No caso concreto, 1ª turma confirmou a
demolição de imóvel erguido em manguezal às
margens do rio Acaú, em Pitimbu/PB.
1ª turma do STJ manteve decisão que julgou procedente pedido de
demolição de imóvel construído em APP – Área de Preservação
Permanente, em manguezal às margens do rio Acaú, em Pitimbu/PB.
Por unanimidade, o colegiado seguiu voto do relator, ministro Paulo
Sérgio Domingues, segundo o qual a teoria do fato consumado não
se aplica a ilícitos ambientais, de forma que a tese de ocupação
consolidada não impediria a demolição do imóvel.
Entenda
O caso envolve ação civil pública ajuizada pelo IBAMA após
constatar que a edificação foi erguida em área de manguezal, em
região protegida por lei.
Na ação, o instituto buscou a proibição de novas intervenções no
imóvel, demolição da edificação e reparação do dano ambiental, com
pedido de indenização, além do dano moral coletivo.

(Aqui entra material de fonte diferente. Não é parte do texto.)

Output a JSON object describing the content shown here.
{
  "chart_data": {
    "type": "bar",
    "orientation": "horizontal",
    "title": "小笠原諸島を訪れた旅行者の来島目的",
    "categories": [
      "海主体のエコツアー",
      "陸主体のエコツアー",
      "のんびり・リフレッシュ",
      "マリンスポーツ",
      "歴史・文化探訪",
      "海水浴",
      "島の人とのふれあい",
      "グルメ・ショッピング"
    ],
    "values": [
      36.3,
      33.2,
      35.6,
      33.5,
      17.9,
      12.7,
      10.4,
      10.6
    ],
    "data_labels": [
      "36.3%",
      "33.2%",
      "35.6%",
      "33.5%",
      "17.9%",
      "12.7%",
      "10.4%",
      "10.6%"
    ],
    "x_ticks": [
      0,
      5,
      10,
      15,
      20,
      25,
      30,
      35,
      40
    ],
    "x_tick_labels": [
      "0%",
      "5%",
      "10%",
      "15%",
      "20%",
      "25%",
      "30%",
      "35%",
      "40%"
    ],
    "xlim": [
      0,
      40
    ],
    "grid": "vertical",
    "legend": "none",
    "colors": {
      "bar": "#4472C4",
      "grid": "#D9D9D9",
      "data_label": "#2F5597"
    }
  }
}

A defesa sustentou que a realidade local era de ocupação
consolidada e comunitária, com inúmeras construções ao redor e
permanência de moradores por longo período, sem medidas efetivas
de retirada ao longo dos anos.
Conforme afirmou, esse contexto evidenciaria que o ajuizamento de
ações pontuais contra cada morador, isoladamente, não seria
medida apta a enfrentar o problema instalado, e que eventual
desocupação deveria ocorrer pela via administrativa com garantia de
alternativa de moradia em local regular.
Em 1ª instância, o juízo reconheceu que a construção era indevida
por estar em APP, mas entendeu não ser o caso de demolição do
imóvel.
Além disso, a sentença registrou que o fato de o morador ter
recebido o terreno do Município de Pitimbu não afastaria a vedação
legal de construção em APP, mas ponderou que o enfrentamento do
quadro de ocupação consolidada exigiria atuação coordenada do
poder público, inclusive com alternativa de moradia em local regular,
se houvesse retirada das famílias.
O TRF da 5ª região manteve a sentença, registrando que a ocupação
nas margens do rio Acaú era antiga e já se apresentava cercada por
diversas edificações irregulares.
Também destacou que se tratava de uma área densamente povoada,
composta em grande parte por famílias de baixa ou baixíssima
renda, com sinais de urbanização e alguma ordenação do espaço
pelo poder público local, como fornecimento de eletricidade, trechos
com calçamento e a presença de equipamentos e serviços na
vizinhança, a exemplo de posto de saúde, lojas e escola.
Nesse cenário, o tribunal pontuou que a demolição isolada de uma
única casa não resolveria o problema ambiental acumulado ao longo
de anos e que a resposta adequada exigiria medidas urbanísticas e
administrativas mais amplas, articuladas pelo poder público.
Em decisão monocrática, no entanto, o relator do caso, ministro
Paulo Sérgio Domingues, julgou procedente o pedido de demolição.
Voto do relator
Em sessão nesta terça-feira, 9, o relator reforçou o entendimento,
destacando que a jurisprudência do tribunal é firme no sentido de
que a teoria do fato consumado não se aplica a ilícitos ambientais,
“sendo inadmissível invocar direito adquirido para perpetuar
ocupações ilegais em áreas ambientalmente protegidas”.
O ministro explicou que, se o Judiciário admitisse relativizar o regime
jurídico das APPs por conta do cenário já ocupado e urbanizado,
estaria, na prática, chancelando a permanência do ilícito pelo
simples decurso do tempo, o que equivaleria a aceitar indiretamente
a teoria do fato consumado em matéria ambiental.
Nesse sentido, advertiu que essa lógica abriria um precedente
perigoso, no qual “o adensamento populacional e a transformação
antrópica da área justificariam e legitimariam qualquer forma de
degradação ambiental”.
Acompanhando o entendimento, o colegiado manteve a decisão que
acolheu o pedido de demolição do imóvel.